Privacy sul posto di lavoro e controlli del datore: una questione di equilibrio

Privacy sul posto di lavoro e controlli del datore: una questione di equilibrio

A cura di Jacopo Moretti

Nel contesto attuale, profondamente segnato dalla digitalizzazione, stabilire un equilibrio tra la prerogativa del datore di lavoro di monitorare le attività dei suoi dipendenti e il diritto alla riservatezza dei lavoratori si sta rivelando un compito sempre più delicato. Una recente decisione della Corte di Cassazione ha portato all’attenzione il modo in cui i “controlli difensivi” – ossia gli accertamenti effettuati dal datore di lavoro per individuare potenziali comportamenti illeciti dei dipendenti – andrebbero gestiti per bilanciare la tutela del patrimonio aziendale con il diritto dei lavoratori alla privacy.
1 – Il caso. Un dirigente bancario veniva licenziato a seguito di tre contestazioni disciplinari, tra cui presunte relazioni con concorrenti e presunte malattie simulate. Tuttavia, le prove di queste accuse venivano raccolte attraverso il monitoraggio della posta elettronica aziendale e il pedinamento. Il dirigente impugnava il licenziamento. Sia il Tribunale di Milano che la Corte di Appello di Milano dichiaravano illegittimo il licenziamento, con condanna della società a pagare al dirigente una serie di indennità. In particolare, la Corte d’Appello evidenziava l’assenza di proporzionalità e garanzie procedurali nel comportamento della società, in quanto:
I) il controllo datoriale aveva riguardato indistintamente tutte le comunicazioni presenti nel pc aziendale in uso al dirigente e senza limiti di tempo, dando vita così ad una indagine invasiva massiccia ed indiscriminata non giustificata;
II) la società non aveva fornito la prova di aver preliminarmente informato il lavoratore della possibilità che le comunicazioni che effettuava sul pc aziendale avrebbero potuto essere monitorate, ovvero del carattere e della portata del monitoraggio o del livello di invasività nella sua corrispondenza;
III) la società non aveva rispettato il regolamento interno dalla medesima predisposto sull’utilizzo della posta elettronica.
La società ha proposto ricorso in cassazione contro la sentenza della Corte d’Appello di Milano.

2 – La decisione della Cassazione. Con sentenza n. 18168 del 26 giugno 2023 la Corte di Cassazione ha respinto il ricorso della società, ritenendo che la Corte d’Appello di Milano avesse applicato correttamente i principi giuridici sui controlli difensivi e valutato in modo adeguato le circostanze specifiche del caso concreto.

3 – I punti chiave della decisione.
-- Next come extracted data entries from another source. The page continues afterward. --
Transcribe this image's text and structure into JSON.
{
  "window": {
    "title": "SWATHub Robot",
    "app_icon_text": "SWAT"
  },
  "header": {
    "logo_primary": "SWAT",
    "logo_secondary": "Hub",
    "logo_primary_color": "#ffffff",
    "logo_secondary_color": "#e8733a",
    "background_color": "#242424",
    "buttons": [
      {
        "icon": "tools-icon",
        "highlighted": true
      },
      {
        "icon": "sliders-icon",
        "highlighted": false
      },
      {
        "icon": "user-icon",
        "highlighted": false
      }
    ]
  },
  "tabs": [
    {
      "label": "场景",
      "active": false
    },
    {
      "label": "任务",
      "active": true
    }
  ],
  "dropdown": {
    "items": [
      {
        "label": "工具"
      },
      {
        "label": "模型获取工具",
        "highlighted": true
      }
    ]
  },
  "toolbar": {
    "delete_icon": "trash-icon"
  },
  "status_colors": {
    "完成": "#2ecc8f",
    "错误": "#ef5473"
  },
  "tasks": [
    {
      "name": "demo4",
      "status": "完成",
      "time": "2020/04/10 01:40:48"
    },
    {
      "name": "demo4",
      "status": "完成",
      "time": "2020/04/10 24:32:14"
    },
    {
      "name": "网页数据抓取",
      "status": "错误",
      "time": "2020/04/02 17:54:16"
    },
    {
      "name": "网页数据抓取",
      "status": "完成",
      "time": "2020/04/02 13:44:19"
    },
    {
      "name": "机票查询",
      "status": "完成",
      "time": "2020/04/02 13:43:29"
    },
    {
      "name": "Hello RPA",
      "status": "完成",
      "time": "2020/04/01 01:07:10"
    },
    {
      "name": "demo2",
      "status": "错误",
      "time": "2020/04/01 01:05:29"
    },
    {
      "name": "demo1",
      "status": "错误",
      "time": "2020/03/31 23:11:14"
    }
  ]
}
Attraverso la sentenza sopra menzionata la Corte di Cassazione chiarisce le regole sui controlli difensivi, affermando che:
I) tali controlli devono essere mirati e attuati solo dopo un sospetto concreto di comportamenti illeciti;
II) importante è anche il rispetto della dignità del lavoratore, con la necessità di bilanciare questo aspetto con la protezione degli interessi aziendali;
III) al datore di lavoro spetta l’onere di provare le circostanze specifiche che giustificano il controllo;
IV) inoltre, le informazioni acquisite devono rispettare le normative sulla protezione della privacy. Se non viene dimostrato il contrario, tali dati sono inutilizzabili in un procedimento disciplinare.

4 – Implicazioni e raccomandazioni finali. È importante sottolineare che i principi affermati dalla Corte di Cassazione non proibiscono al datore di lavoro di effettuare i controlli difensivi. Ma c’è un aspetto cruciale: occorre prevenire ed evitare che questioni di forma si trasformino in questioni sostanziali che possono mettere a rischio la validità di un licenziamento anche quando ci sono stati comportamenti illeciti del dipendente. Per farlo, è necessario adottare preventivamente azioni appropriate, avvalendosi di un adeguato supporto legale.